Öyleyse korku hep olacak olmasına da asıl soru şu; biz, korkularımızın esiri mi olacağız, yoksa korkuyu olaylar karşısında yeni yollar denemek için fırsat olarak mı göreceğiz? Bir dağa tırmanmanın birçok yolu vardır.
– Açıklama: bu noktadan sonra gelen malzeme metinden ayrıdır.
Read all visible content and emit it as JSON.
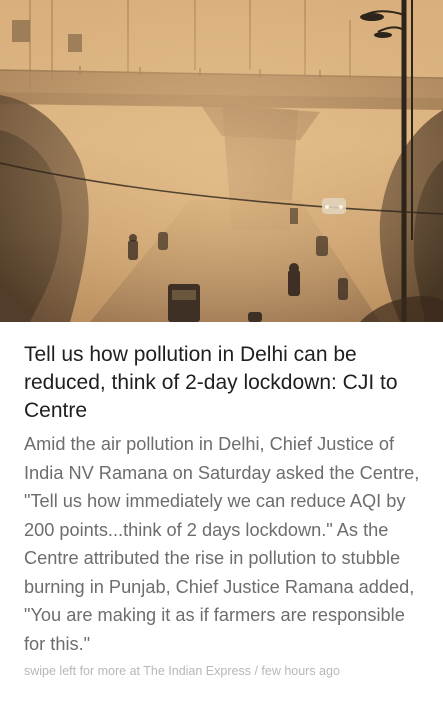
{
  "hero_image": {
    "alt": "Smog over a flyover in Delhi with traffic",
    "icon": "photo-icon"
  },
  "article": {
    "headline": "Tell us how pollution in Delhi can be reduced, think of 2-day lockdown: CJI to Centre",
    "body": "Amid the air pollution in Delhi, Chief Justice of India NV Ramana on Saturday asked the Centre, \"Tell us how immediately we can reduce AQI by 200 points...think of 2 days lockdown.\" As the Centre attributed the rise in pollution to stubble burning in Punjab, Chief Justice Ramana added, \"You are making it as if farmers are responsible for this.\"",
    "footer": {
      "prefix": "swipe left for more at ",
      "source": "The Indian Express",
      "separator": " / ",
      "time": "few hours ago"
    }
  },
  "colors": {
    "headline": "#1f1f1f",
    "body": "#6d6d6d",
    "footer": "#b7b7b7",
    "smog": "#d6b07a"
  }
}
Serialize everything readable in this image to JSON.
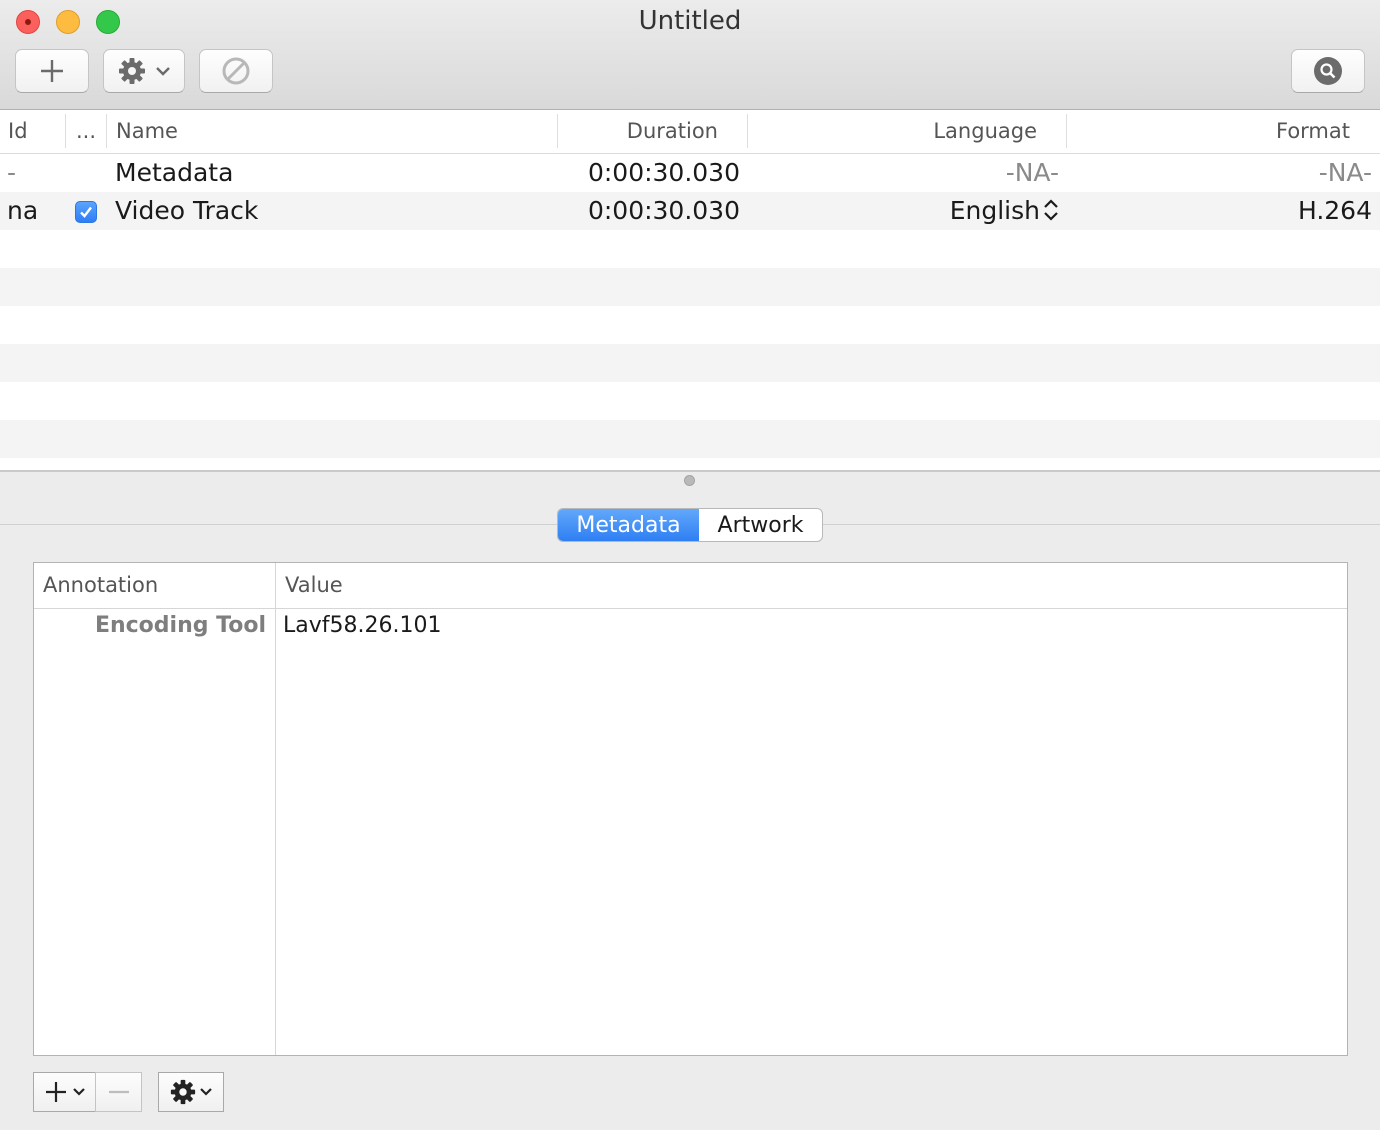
{
  "window": {
    "title": "Untitled"
  },
  "toolbar": {
    "buttons": [
      {
        "icon": "plus-icon"
      },
      {
        "icon": "gear-icon",
        "has_menu": true
      },
      {
        "icon": "prohibited-icon",
        "disabled": true
      },
      {
        "icon": "search-icon"
      }
    ]
  },
  "tracks": {
    "columns": {
      "id": "Id",
      "enabled": "...",
      "name": "Name",
      "duration": "Duration",
      "language": "Language",
      "format": "Format"
    },
    "rows": [
      {
        "id": "-",
        "enabled": null,
        "name": "Metadata",
        "duration": "0:00:30.030",
        "language": "-NA-",
        "format": "-NA-"
      },
      {
        "id": "na",
        "enabled": true,
        "name": "Video Track",
        "duration": "0:00:30.030",
        "language": "English",
        "format": "H.264"
      }
    ]
  },
  "tabs": {
    "items": [
      "Metadata",
      "Artwork"
    ],
    "selected": "Metadata"
  },
  "metadata": {
    "columns": {
      "annotation": "Annotation",
      "value": "Value"
    },
    "rows": [
      {
        "annotation": "Encoding Tool",
        "value": "Lavf58.26.101"
      }
    ]
  },
  "colors": {
    "accent": "#2f7ff4",
    "close": "#fc605c",
    "minimize": "#fdbc40",
    "maximize": "#34c84a"
  }
}
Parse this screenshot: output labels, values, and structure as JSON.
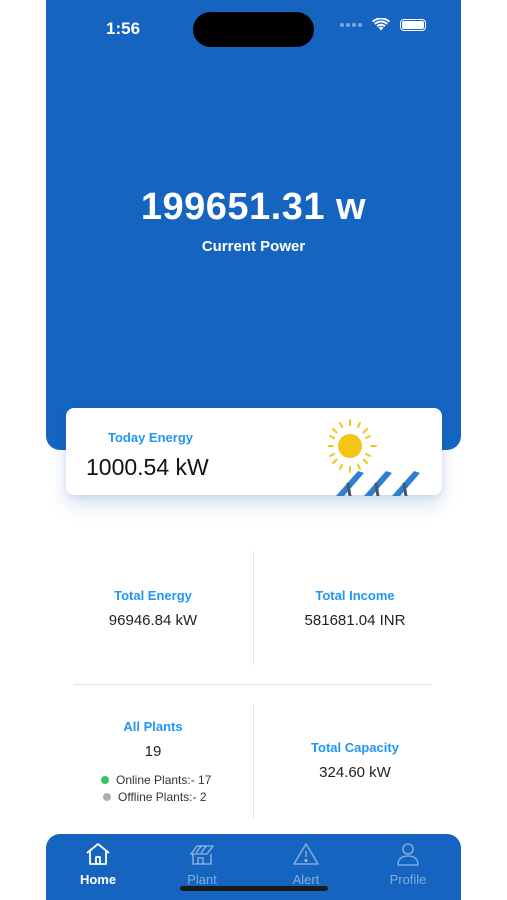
{
  "status_bar": {
    "time": "1:56"
  },
  "hero": {
    "power_value": "199651.31 w",
    "power_label": "Current Power"
  },
  "today": {
    "label": "Today Energy",
    "value": "1000.54 kW"
  },
  "stats": {
    "total_energy": {
      "label": "Total Energy",
      "value": "96946.84 kW"
    },
    "total_income": {
      "label": "Total Income",
      "value": "581681.04 INR"
    },
    "all_plants": {
      "label": "All Plants",
      "value": "19",
      "online": "Online Plants:- 17",
      "offline": "Offline Plants:- 2"
    },
    "total_capacity": {
      "label": "Total Capacity",
      "value": "324.60 kW"
    }
  },
  "tabs": [
    {
      "label": "Home",
      "icon": "home-icon",
      "active": true
    },
    {
      "label": "Plant",
      "icon": "plant-icon",
      "active": false
    },
    {
      "label": "Alert",
      "icon": "alert-icon",
      "active": false
    },
    {
      "label": "Profile",
      "icon": "profile-icon",
      "active": false
    }
  ],
  "colors": {
    "primary": "#1565c0",
    "accent": "#2196f3",
    "online": "#34c759",
    "offline": "#b0b0b0",
    "sun": "#f5c518"
  }
}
Büyük ödül daima zirvededir, o halde, biz yolumuza çıkabilecek tehlikeleri düşünüp hareketsiz mi kalacağız, yoksa daha az tehlikeli farklı yollar mı araştıracağız, ya da bazen hiçbir yol bulamadıysak cesaretle tehlikeli dedilen o yola mı yürüyeceğiz?

Gerçek şu ki; korkarsak dünya üzerimize gelir, korkarsak korktuğumuzu herkes bilir, korkarsak daha da korkalım diye evren el ele verir.

O halde, korku kılıçtan derin kesmesin diye, herşeyin olacağına varacağını kabul edeceğiz, bazen kaybedecek, bazen kazanacak, bazen de acı çekeceğiz. Korkmak yerine başka alternatiflere bakacağız, hep başka bir seçenek olduğunu aklımızdan çıkartmayacağız. Ve asla unutmayacağız, her gecenin sabahında mutlaka güneş doğar.

Mevlana der ki;”Bir yandan korku bir yandan ümidin varsa iki kanatlı olursun, tek kanatla uçulmaz zaten" Umut mücadelenin yakıtıdır,korkunun panzehiridir, umut etmeye devam ettiğimiz sürece  kendimizde daima mücadele edecek gücü buluruz.

Lütfen, umudunuzu asla kaybetmeyin!!